Comprar es un hábito ya inherente a la condición humana, como comer, dormir o respirar. Por ello, hoy por hoy, estudiar y hablar de tendencias de consumo es cada vez más frecuente para determinar el comportamiento y el futuro de productos y consumidores.
La estructura de consumo del colombiano promedio está determinada por cinco razones fundamentales: nivel de ingreso, oportunidad de compra – cercanía, capacidad de crédito, razón de compra y poder de la marca.
Los alimentos, la vivienda, la educación, el transporte y las comunicaciones y otros gastos son algunos de los productos que los colombianos compran motivados, principalmente, por la necesidad; mientras que artículos de vestuario y gastos relacionados con cultura, diversión y espectáculo son atribuidos al gusto.
“Más del 70% del consumo en el país es un gasto hecho por necesidad que obedece a múltiples factores, entre ellos, que somos una economía en desarrollo y que tenemos grandes limitaciones de ingresos y necesidades de alimentación y de vivienda”.
Esto explica por qué, a la hora de pagar las compras, el colombiano promedio es más dado a entregar efectivo, puesto que cuenta con el capital para invertir cada día lo que necesita y no gasta más allá de ello. Los estratos medios y altos, por su parte, acceden al crédito, mecanismo mediante el cual sacrifican el consumo futuro por el consumo presente.

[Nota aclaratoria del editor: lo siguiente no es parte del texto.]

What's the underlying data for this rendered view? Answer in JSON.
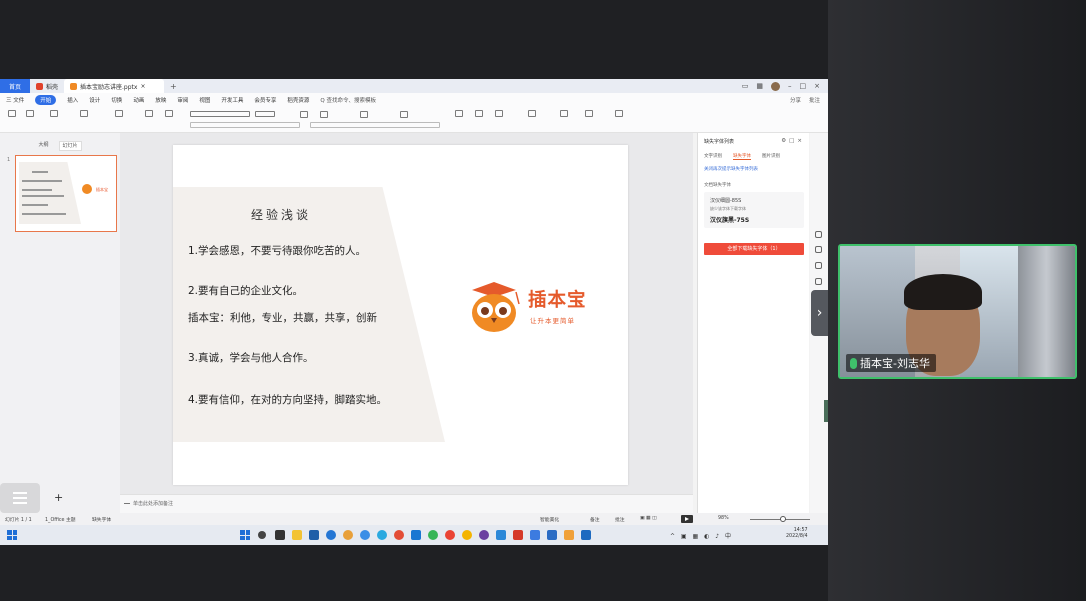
{
  "wps": {
    "tabs": [
      {
        "label": "首页"
      },
      {
        "label": "稻壳"
      },
      {
        "label": "插本宝励志讲座.pptx"
      }
    ],
    "menu": [
      "三 文件",
      "开始",
      "插入",
      "设计",
      "切换",
      "动画",
      "放映",
      "审阅",
      "视图",
      "开发工具",
      "会员专享",
      "稻壳资源"
    ],
    "menu_search": "Q 查找命令、搜索模板",
    "menu_right": [
      "分享",
      "批注"
    ],
    "thumb_tabs": [
      "大纲",
      "幻灯片"
    ],
    "thumb_number": "1",
    "slide": {
      "title": "经验浅谈",
      "points": [
        "1.学会感恩，不要亏待跟你吃苦的人。",
        "2.要有自己的企业文化。",
        "插本宝：利他，专业，共赢，共享，创新",
        "3.真诚，学会与他人合作。",
        "4.要有信仰，在对的方向坚持，脚踏实地。"
      ],
      "logo_name": "插本宝",
      "logo_slogan": "让升本更简单"
    },
    "notes_placeholder": "单击此处添加备注",
    "task_pane": {
      "title": "缺失字体列表",
      "tabs": [
        "文字识别",
        "缺失字体",
        "图片识别"
      ],
      "link": "关闭再次提示缺失字体列表",
      "section": "文档缺失字体",
      "font_box_line1": "汉仪细圆-85S",
      "font_box_line2": "缺少该字体下载字体",
      "font_box_line3": "汉仪旗黑-75S",
      "button": "全部下载缺失字体（1）"
    },
    "status": {
      "page": "幻灯片 1 / 1",
      "theme": "1_Office 主题",
      "font": "缺失字体",
      "beautify": "智能美化",
      "notes": "备注",
      "comments": "批注",
      "zoom": "98%"
    },
    "clock": {
      "time": "14:57",
      "date": "2022/8/4"
    },
    "video": {
      "name": "插本宝-刘志华"
    }
  }
}
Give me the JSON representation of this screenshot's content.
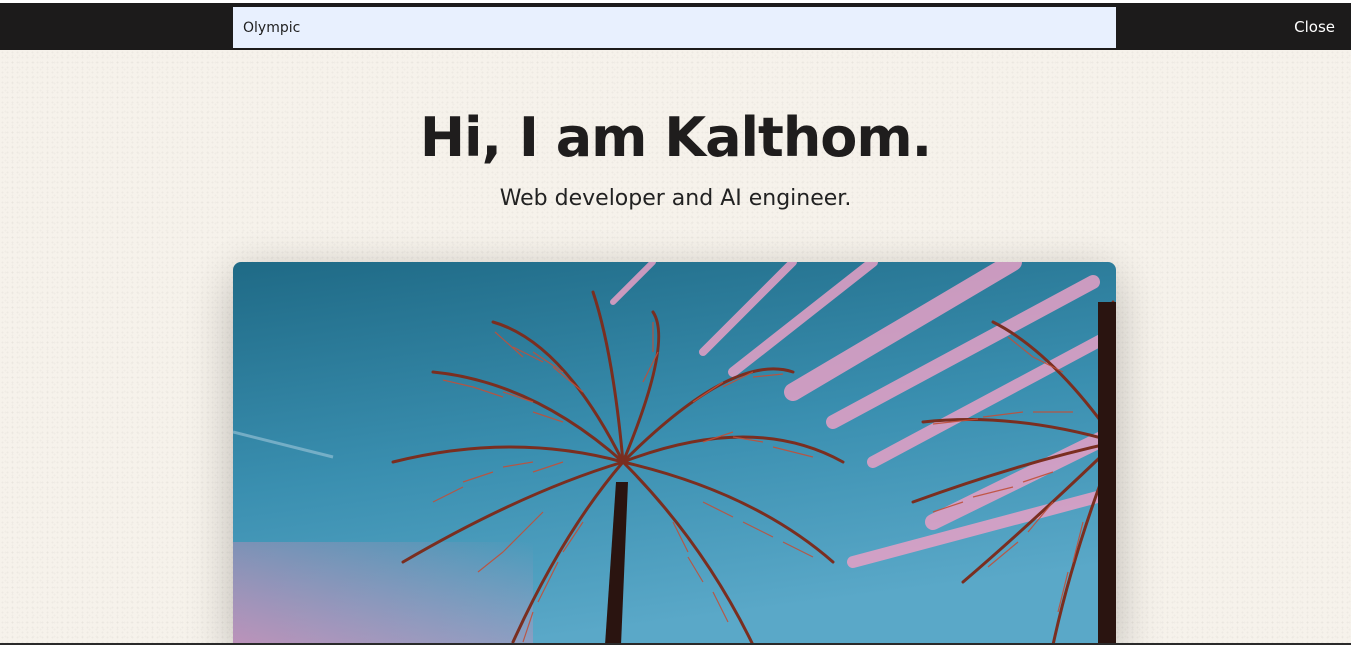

En cifras concretas, se estima que el 94% de la población nacional paga en efectivo sus compras, un 2% lo hace con tarjeta de crédito, el 1% cancela con débito y el monto restante utiliza otros medios de pago.
Estas personas están limitadas para adquirir productos, por tres razones principales: necesidad, oportunidad y capacidad de compra. Ejemplo de ello es que, cuando yo entro a un local a adquirir un producto que antes costaba $1.000 y hoy cuesta $1.100, este pequeño aumento es para mí una gran inflación, porque yo no puedo adquirir fracciones de producto en la mayoría de grandes cadenas del país, mientras que en tiendas de barrio sí puedo negociar el precio con el tendero.
Ante esta situación, el comerciante o proveedor de determinados bienes o servicios debe ponerse en la situación del consumidor y entender cómo se toma la decisión de compra y, además, brindarle al usuario la necesidad, oportunidad y capacidad de hacerla.